La première loi Hartz obligeait chaque bureau local de l'Office fédéral du travail à disposer d'une agence de travail temporaire (Personal Service Agentur : PSA). Ces dispositions s'appliquent à la nouvelle Agence. Les agences PSA mettent des chômeurs de longue durée à la disposition des entreprises. Elles peuvent être gérées en régie, mais la loi prévoit plutôt qu'elles soient gérées par des opérateurs privés sous contrat, choisis à l'issue d'une procédure d'adjudication.

Les agences sélectionnées signent alors une convention avec l'Agence fédérale du travail. La convention prévoit notamment le montant des honoraires versés mensuellement par l'Agence à l'agence PSA. Les agences PSA recrutent pour une durée en principe comprise entre neuf et douze mois, les demandeurs d'emploi inscrits auprès du bureau local avec lequel elles sont en contrat et s'efforcent de leur trouver des missions d'intérim. Entre deux missions, les agences PSA ont l'obligation de former leur personnel. Le mode de rémunération des agences PSA est incitatif : leurs honoraires sont dégressifs et diminuent en même temps que l'ancienneté de leur contrat avec le demandeur d'emploi augmente. De plus, les agences PSA perçoivent des primes pour chaque placement réussi. Le montant de ces primes est également dégressif. Les demandeurs d'emplois sont liés aux agences PSA par un contrat de travail conforme aux règles régissant les agences de travail temporaire, lesquelles ont également été modifiées par la première loi Hartz. Les nouvelles règles sur le travail temporaire sont entrées en vigueur le 1er janvier 2004. Elles devraient encourager le recours à cette forme d'emploi, encore peu répandu en Allemagne. En insérant la disposition sur les agences PSA dans la loi, le législateur a fait le double pari que les chômeurs de longue durée renoueraient avec la vie active et que les contrats d'intérim seraient transformés en contrats de longue durée.

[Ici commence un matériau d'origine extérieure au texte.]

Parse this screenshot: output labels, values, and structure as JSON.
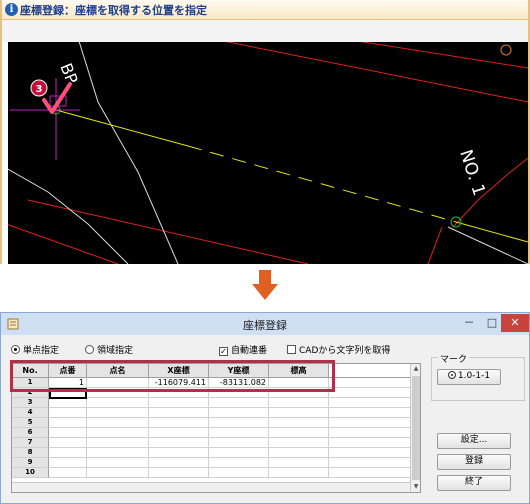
{
  "cad": {
    "header_title": "座標登録：座標を取得する位置を指定",
    "step_badge": "3",
    "label_bp": "BP",
    "label_no1": "NO. 1",
    "colors": {
      "background": "#000000",
      "centerline": "#e6e600",
      "boundary": "#e02020",
      "road_edge": "#dcdcdc",
      "crosshair": "#c020c0",
      "marker": "#20c020"
    }
  },
  "dialog": {
    "title": "座標登録",
    "window_buttons": {
      "minimize": "－",
      "maximize": "□",
      "close": "✕"
    },
    "options": {
      "single_point": "単点指定",
      "area": "領域指定",
      "auto_number": "自動連番",
      "cad_text": "CADから文字列を取得"
    },
    "grid": {
      "columns": [
        "No.",
        "点番",
        "点名",
        "X座標",
        "Y座標",
        "標高"
      ],
      "rows": [
        {
          "no": "1",
          "point_no": "1",
          "name": "",
          "x": "-116079.411",
          "y": "-83131.082",
          "elev": ""
        },
        {
          "no": "2"
        },
        {
          "no": "3"
        },
        {
          "no": "4"
        },
        {
          "no": "5"
        },
        {
          "no": "6"
        },
        {
          "no": "7"
        },
        {
          "no": "8"
        },
        {
          "no": "9"
        },
        {
          "no": "10"
        }
      ]
    },
    "mark": {
      "legend": "マーク",
      "button": "1.0-1-1"
    },
    "buttons": {
      "settings": "設定...",
      "register": "登録",
      "end": "終了"
    },
    "accent_color": "#b0304a"
  }
}
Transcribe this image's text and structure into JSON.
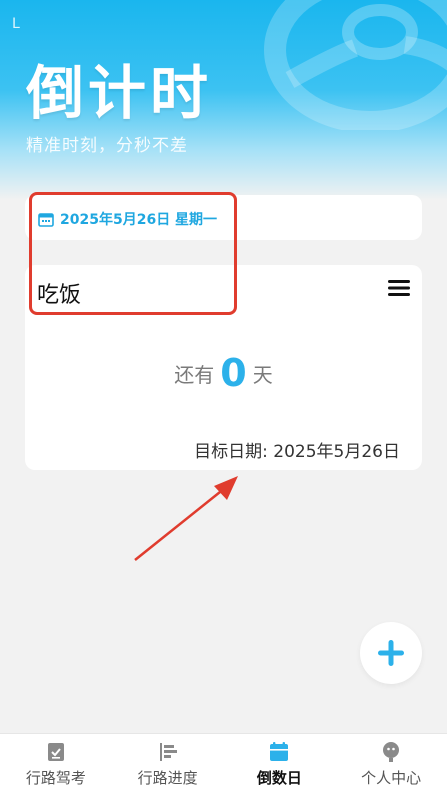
{
  "status": {
    "left_indicator": "L"
  },
  "hero": {
    "title": "倒计时",
    "subtitle": "精准时刻，分秒不差"
  },
  "date_bar": {
    "date_text": "2025年5月26日 星期一"
  },
  "event": {
    "title": "吃饭",
    "prefix": "还有",
    "days": "0",
    "suffix": "天",
    "target_label": "目标日期: 2025年5月26日"
  },
  "tabs": [
    {
      "label": "行路驾考",
      "icon": "checklist-icon"
    },
    {
      "label": "行路进度",
      "icon": "progress-bars-icon"
    },
    {
      "label": "倒数日",
      "icon": "calendar-icon",
      "active": true
    },
    {
      "label": "个人中心",
      "icon": "person-icon"
    }
  ],
  "colors": {
    "accent": "#2cb1ea",
    "annotation": "#e03c2e"
  }
}
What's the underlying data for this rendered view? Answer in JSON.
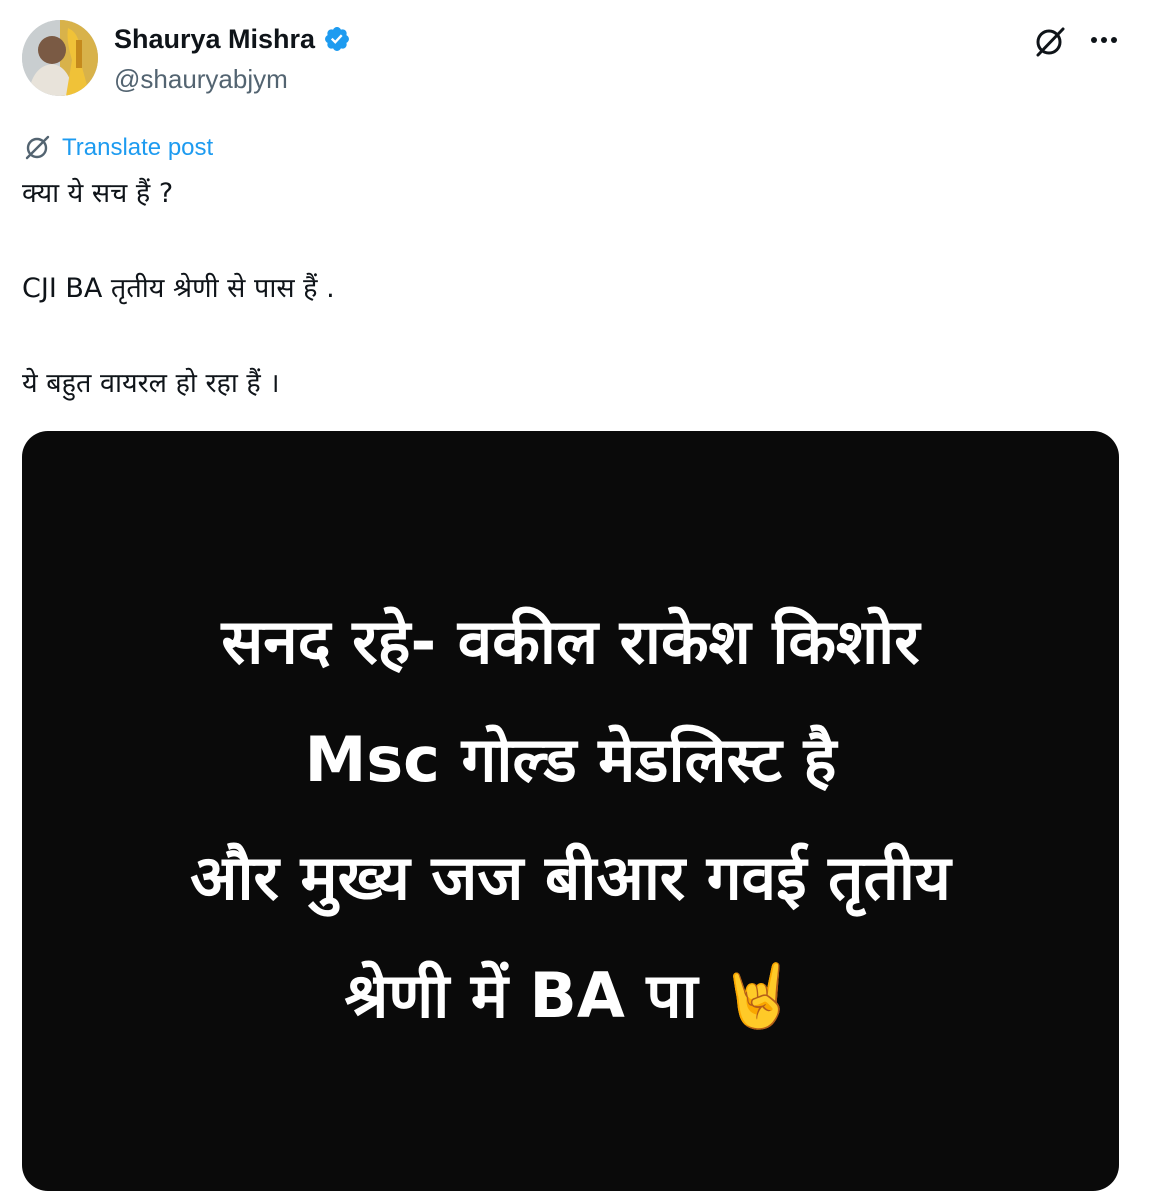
{
  "author": {
    "name": "Shaurya Mishra",
    "handle": "@shauryabjym",
    "verified": true,
    "verified_color": "#1d9bf0"
  },
  "actions": {
    "grok_icon": "grok-icon",
    "more_icon": "more-options-icon",
    "more_label": "···"
  },
  "translate": {
    "label": "Translate post",
    "icon": "translate-icon",
    "color": "#1d9bf0"
  },
  "post": {
    "lines": [
      "क्या ये सच हैं ?",
      "CJI BA तृतीय श्रेणी से पास हैं .",
      "ये बहुत वायरल हो रहा हैं ।"
    ]
  },
  "media": {
    "background": "#0a0a0a",
    "text_color": "#ffffff",
    "lines": [
      "सनद रहे- वकील राकेश किशोर",
      "Msc गोल्ड मेडलिस्ट है",
      "और मुख्य जज बीआर गवई तृतीय",
      "श्रेणी में BA पा"
    ],
    "emoji": "🤘"
  }
}
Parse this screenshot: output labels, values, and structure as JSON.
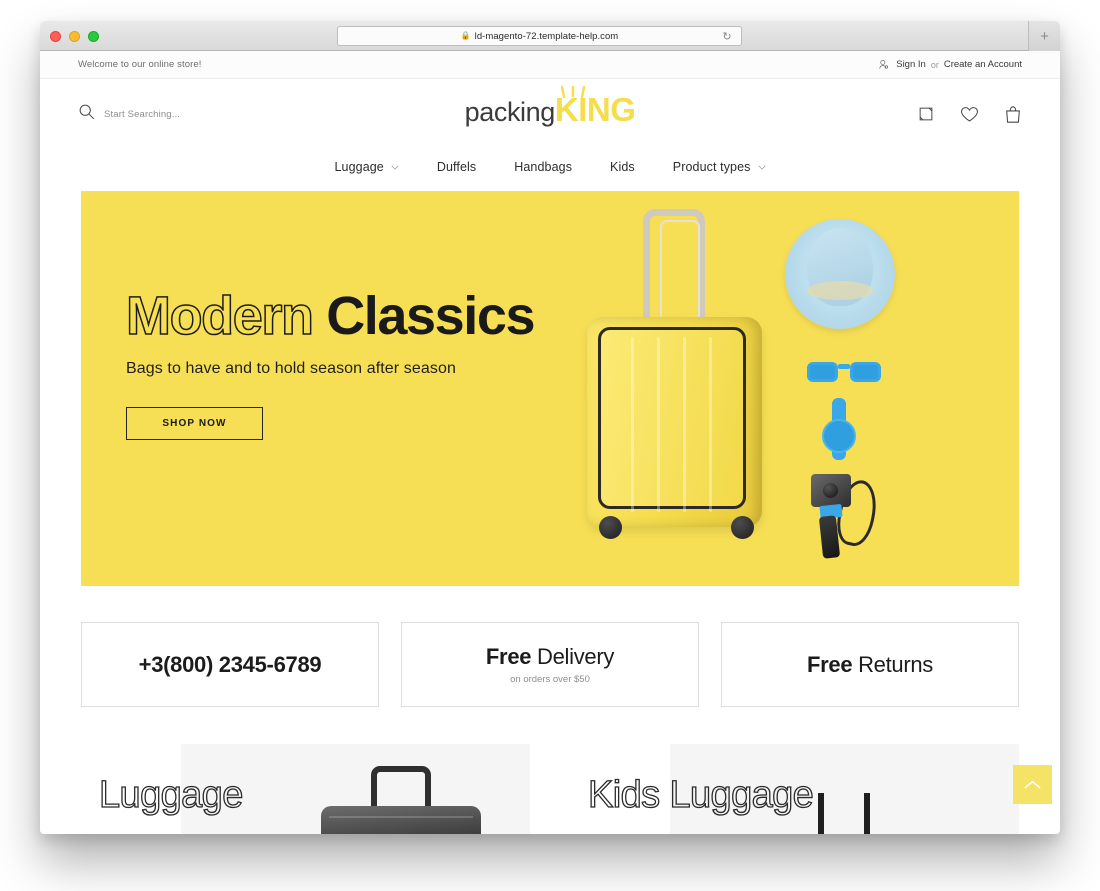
{
  "browser": {
    "url": "ld-magento-72.template-help.com",
    "lock_icon": "lock-icon",
    "reload_icon": "reload-icon",
    "new_tab_label": "+",
    "traffic_lights": [
      "close",
      "minimize",
      "maximize"
    ]
  },
  "topbar": {
    "welcome": "Welcome to our online store!",
    "sign_in": "Sign In",
    "separator": "or",
    "create_account": "Create an Account",
    "account_icon": "person-icon"
  },
  "header": {
    "search_placeholder": "Start Searching...",
    "search_icon": "search-icon",
    "logo": {
      "part1": "packing",
      "part2": "KING",
      "crown_icon": "crown-icon",
      "accent_color": "#f5dd4b"
    },
    "icons": [
      {
        "name": "compare-icon",
        "label": "Compare"
      },
      {
        "name": "wishlist-heart-icon",
        "label": "Wishlist"
      },
      {
        "name": "cart-bag-icon",
        "label": "Cart"
      }
    ]
  },
  "nav": {
    "items": [
      {
        "label": "Luggage",
        "has_dropdown": true
      },
      {
        "label": "Duffels",
        "has_dropdown": false
      },
      {
        "label": "Handbags",
        "has_dropdown": false
      },
      {
        "label": "Kids",
        "has_dropdown": false
      },
      {
        "label": "Product types",
        "has_dropdown": true
      }
    ]
  },
  "hero": {
    "title_outline": "Modern",
    "title_solid": "Classics",
    "subtitle": "Bags to have and to hold season after season",
    "cta": "SHOP NOW",
    "background_color": "#f7df55",
    "artwork": [
      "yellow-suitcase",
      "blue-fedora-hat",
      "blue-sunglasses",
      "blue-watch",
      "action-camera"
    ]
  },
  "features": [
    {
      "main_bold": "+3(800) 2345-6789",
      "main_light": "",
      "sub": ""
    },
    {
      "main_bold": "Free",
      "main_light": " Delivery",
      "sub": "on orders over $50"
    },
    {
      "main_bold": "Free",
      "main_light": " Returns",
      "sub": ""
    }
  ],
  "categories": [
    {
      "label": "Luggage",
      "image": "black-rolling-suitcase"
    },
    {
      "label": "Kids Luggage",
      "image": "kids-bag-straps"
    }
  ],
  "scroll_top": {
    "icon": "chevron-up-icon",
    "background_color": "#f5e367"
  }
}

3) Les liens entre l'indemnisation et la recherche d'emploi

La première loi Hartz subordonne le versement des allocations de chômage aux personnes sans emploi, mais qui sont aptes à travailler (salariés licenciés, parents dont le congé parental se termine...), à une inscription rapide comme demandeur d'emploi. La démarche doit être effectuée personnellement par les intéressés. Chaque jour de retard entraîne une diminution des allocations de chômage.

De plus, elle durcit les critères de l'emploi « acceptable ». Ainsi, à partir du quatrième mois de chômage, un célibataire doit accepter un emploi loin de son domicile (temps de transport supérieur à deux heures pour une journée de travail de six heures) ou moins bien rémunéré que son emploi précédent (la différence peut atteindre 30 % pendant les six premiers mois et être supérieure ensuite) s'il ne veut pas perdre le bénéfice des allocations de chômage. En cas de désaccord, c'est au demandeur d'emploi qu'il appartient d'apporter la preuve que sa situation personnelle l'empêche d'accepter l'emploi qui lui est proposé.

La deuxième loi Hartz prévoit la création de guichets uniques pour les demandeurs d'emploi, les Job Centres qui cumulent les fonctions de paiement des indemnités, de placement et de conseil aux chômeurs. À terme, les Job Centres devraient accueillir les bénéficiaires aussi bien des allocations de chômage que des prestations d'aide sociale.


* (1) Il a fallu adopter deux lois. En effet, comme certaines dispositions requéraient l'accord du Bundesrat et d'autres non, la procédure parlementaire était différente. Les dispositions des lois Hartz qui ne se rapportent pas à l'organisation de l'indemnisation et du placement des chômeurs n'ont pas été analysées.